Sanık Hava Pilot Binbaşı Ömer Faruk Ünsal, 4. Ana Jet Üst Komutanlığında görev yaptığı sırada örgütün mahrem abileriyle irtibatlı olduğu yönündeki iddiayı yalanladı.

2015 yılı tayinleriyle Hava Kuvvetleri Komutanlığı Karargahına atandığını anlatan Ünsal, darbe girişiminden sonra hava kuvvetleri harekat merkezinde çalıştığını, kriz yönetim merkezini kuran personelden biri olduğunu söyledi. Ünsal, "Sinan Kurt tarafından iftira atılmış, hakkımda yakalama kararı çıkarılmış. Sinan Kurt denilen şahsı tanımıyorum, ismimi nasıl verdi bilmiyorum ama eninde sonunda gerçek ortaya çıkacak. Şahsımla ilgili ne kod isim, ne de eşkal bilgisi var. FETÖ terör örgütü ve terrorist elebaşı Gülen'den şikayetçiyim. Hayatımın hiçbir döneminde FETÖ ve benzeri hiçbir illegal yapıya katılmadım. Bazı fırsatçılar bu ortamı kötüye kullandılar. İnsanlar suçlarını örtmek, gerçek suçluları gizlemek için bizlere iftira attılar." diye konuştu.

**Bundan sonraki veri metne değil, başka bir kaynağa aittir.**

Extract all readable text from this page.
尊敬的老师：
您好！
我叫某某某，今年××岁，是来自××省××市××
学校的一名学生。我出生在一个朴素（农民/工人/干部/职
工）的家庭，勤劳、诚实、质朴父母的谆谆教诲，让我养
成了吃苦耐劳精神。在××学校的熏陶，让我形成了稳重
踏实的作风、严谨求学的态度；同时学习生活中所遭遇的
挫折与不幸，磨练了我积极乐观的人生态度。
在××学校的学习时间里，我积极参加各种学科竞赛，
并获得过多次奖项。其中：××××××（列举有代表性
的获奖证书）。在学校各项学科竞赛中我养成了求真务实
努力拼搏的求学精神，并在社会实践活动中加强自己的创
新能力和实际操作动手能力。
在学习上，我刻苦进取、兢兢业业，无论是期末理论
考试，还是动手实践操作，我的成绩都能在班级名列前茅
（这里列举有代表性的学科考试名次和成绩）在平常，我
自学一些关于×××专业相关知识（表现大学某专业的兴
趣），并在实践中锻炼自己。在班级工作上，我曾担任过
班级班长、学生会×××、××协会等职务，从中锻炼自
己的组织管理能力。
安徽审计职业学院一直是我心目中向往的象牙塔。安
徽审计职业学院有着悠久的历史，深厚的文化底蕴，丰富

Tutuksuz sanık eski Hava Pilot Üsteğmen Rabia Kübra Çamoğlu da bir mail ile hakkında dava açıldığını, suçlamaların hiçbirini kabul etmediğini söyledi.

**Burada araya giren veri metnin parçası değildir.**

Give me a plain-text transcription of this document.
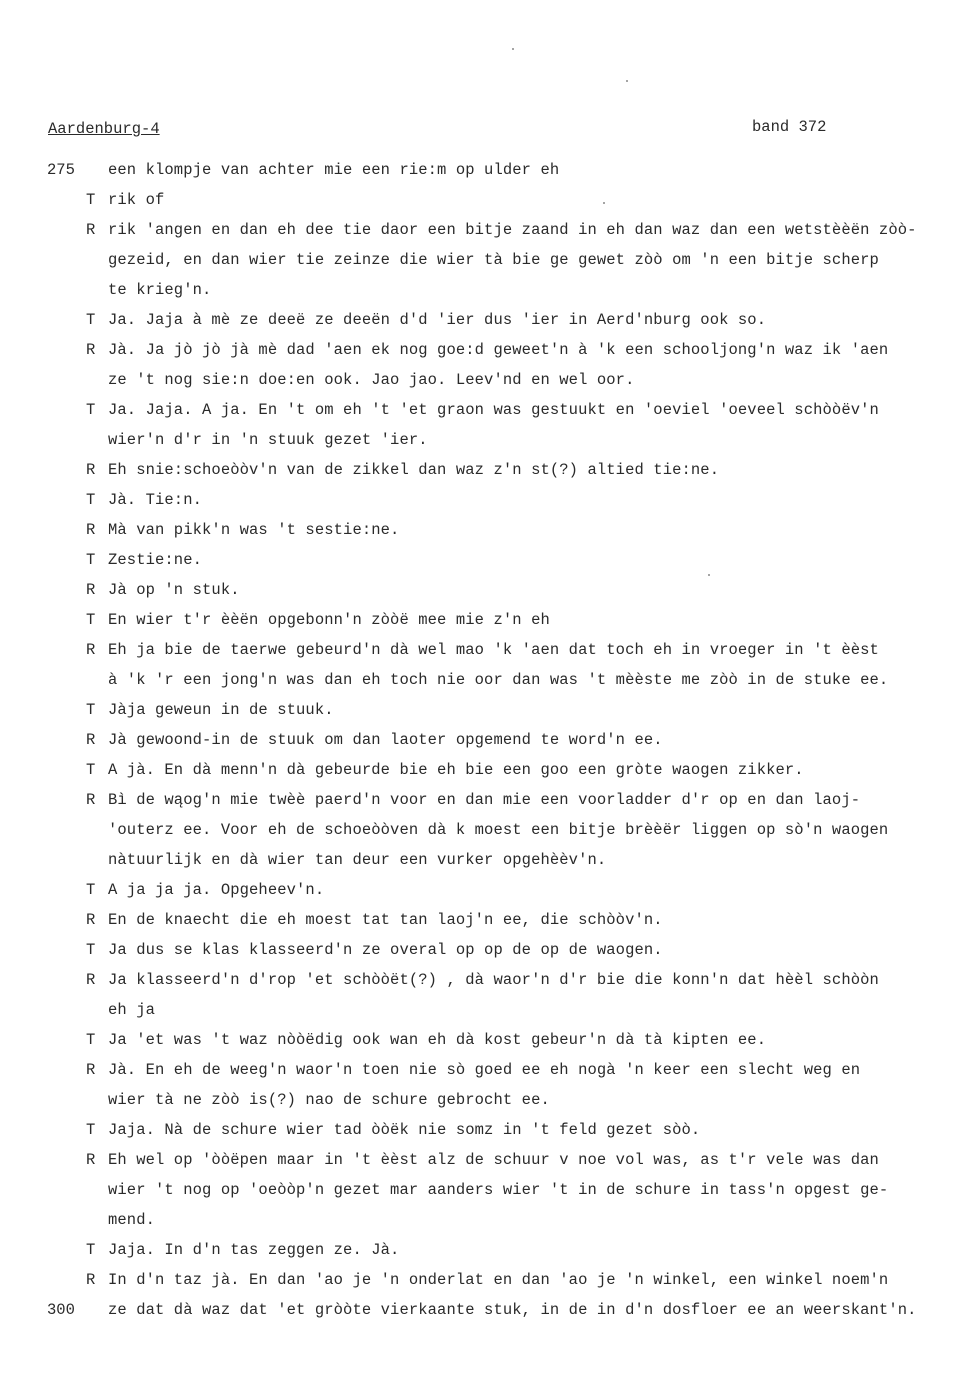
Aardenburg-4	band 372
275 een klompje van achter mie een rie:m op ulder eh
T rik of
R rik 'angen en dan eh dee tie daor een bitje zaand in eh dan waz dan een wetstèèën zòò-
gezeid, en dan wier tie zeinze die wier tà bie ge gewet zòò om 'n een bitje scherp
te krieg'n.
T Ja. Jaja à mè ze deeë ze deeën d'd 'ier dus 'ier in Aerd'nburg ook so.
R Jà. Ja jò jò jà mè dad 'aen ek nog goe:d geweet'n à 'k een schooljong'n waz ik 'aen
ze 't nog sie:n doe:en ook. Jao jao. Leev'nd en wel oor.
T Ja. Jaja. A ja. En 't om eh 't 'et graon was gestuukt en 'oeviel 'oeveel schòòëv'n
wier'n d'r in 'n stuuk gezet 'ier.
R Eh snie:schoeòòv'n van de zikkel dan waz z'n st(?) altied tie:ne.
T Jà. Tie:n.
R Mà van pikk'n was 't sestie:ne.
T Zestie:ne.
R Jà op 'n stuk.
T En wier t'r èèën opgebonn'n zòòë mee mie z'n eh
R Eh ja bie de taerwe gebeurd'n dà wel mao 'k 'aen dat toch eh in vroeger in 't èèst
à 'k 'r een jong'n was dan eh toch nie oor dan was 't mèèste me zòò in de stuke ee.
T Jàja geweun in de stuuk.
R Jà gewoond-in de stuuk om dan laoter opgemend te word'n ee.
T A jà. En dà menn'n dà gebeurde bie eh bie een goo een gròte waogen zikker.
R Bì de wąog'n mie twèè paerd'n voor en dan mie een voorladder d'r op en dan laoj-
'outerz ee. Voor eh de schoeòòven dà k moest een bitje brèèër liggen op sò'n waogen
nàtuurlijk en dà wier tan deur een vurker opgehèèv'n.
T A ja ja ja. Opgeheev'n.
R En de knaecht die eh moest tat tan laoj'n ee, die schòòv'n.
T Ja dus se klas klasseerd'n ze overal op op de op de waogen.
R Ja klasseerd'n d'rop 'et schòòët(?) , dà waor'n d'r bie die konn'n dat hèèl schòòn
eh ja
T Ja 'et was 't waz nòòëdig ook wan eh dà kost gebeur'n dà tà kipten ee.
R Jà. En eh de weeg'n waor'n toen nie sò goed ee eh nogà 'n keer een slecht weg en
wier tà ne zòò is(?) nao de schure gebrocht ee.
T Jaja. Nà de schure wier tad òòëk nie somz in 't feld gezet sòò.
R Eh wel op 'òòëpen maar in 't èèst alz de schuur v noe vol was, as t'r vele was dan
wier 't nog op 'oeòòp'n gezet mar aanders wier 't in de schure in tass'n opgest ge-
mend.
T Jaja. In d'n tas zeggen ze. Jà.
R In d'n taz jà. En dan 'ao je 'n onderlat en dan 'ao je 'n winkel, een winkel noem'n
300 ze dat dà waz dat 'et gròòte vierkaante stuk, in de in d'n dosfloer ee an weerskant'n.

Aleyhinde beyanda bulunan Ufuk Işık'ı tanımadığını öne süren Çamoğlu, "Ben ve eşim iftira ile karşı karşıyayız. Örgüt üyesiysem kimden talimat alıyorum kime talimat veriyorum, şemanın neresindeyim. 'Hamileydi, arada toplantılara gidip gelirdi diye insanlara tanık adı altında iftira etmek bu kadar kolay olmamalı. 15 Temmuz'da 9 aydır doğum iznindeydim. O geceyi 6 aylık bebeğimle Akıncı Üssünde geçirdi. Eşim Caner Çamoğlu ile aynı devredeydik. İlişkimiz okulda başladı. Kesinlikle katalog evliliği değil. Geçer notu 85 olan sınavdan 83 olduğu için akademiden elendim. Kendi elemanları olsam 2 puanı gözardı ederlerdi. Yer personeli olarak 2 yıl görev yaptım. Gerek subay, gerekse anne olarak bu suçlama bana çok ağır geliyor. Daha fazla yıpranmak istemiyorum. Ufuk Işık'tan da örgütten de terör örgütü elebaşından da şikayetçiyim. Adalete güveniyorum. Beraat talep ediyorum." diye konuştu.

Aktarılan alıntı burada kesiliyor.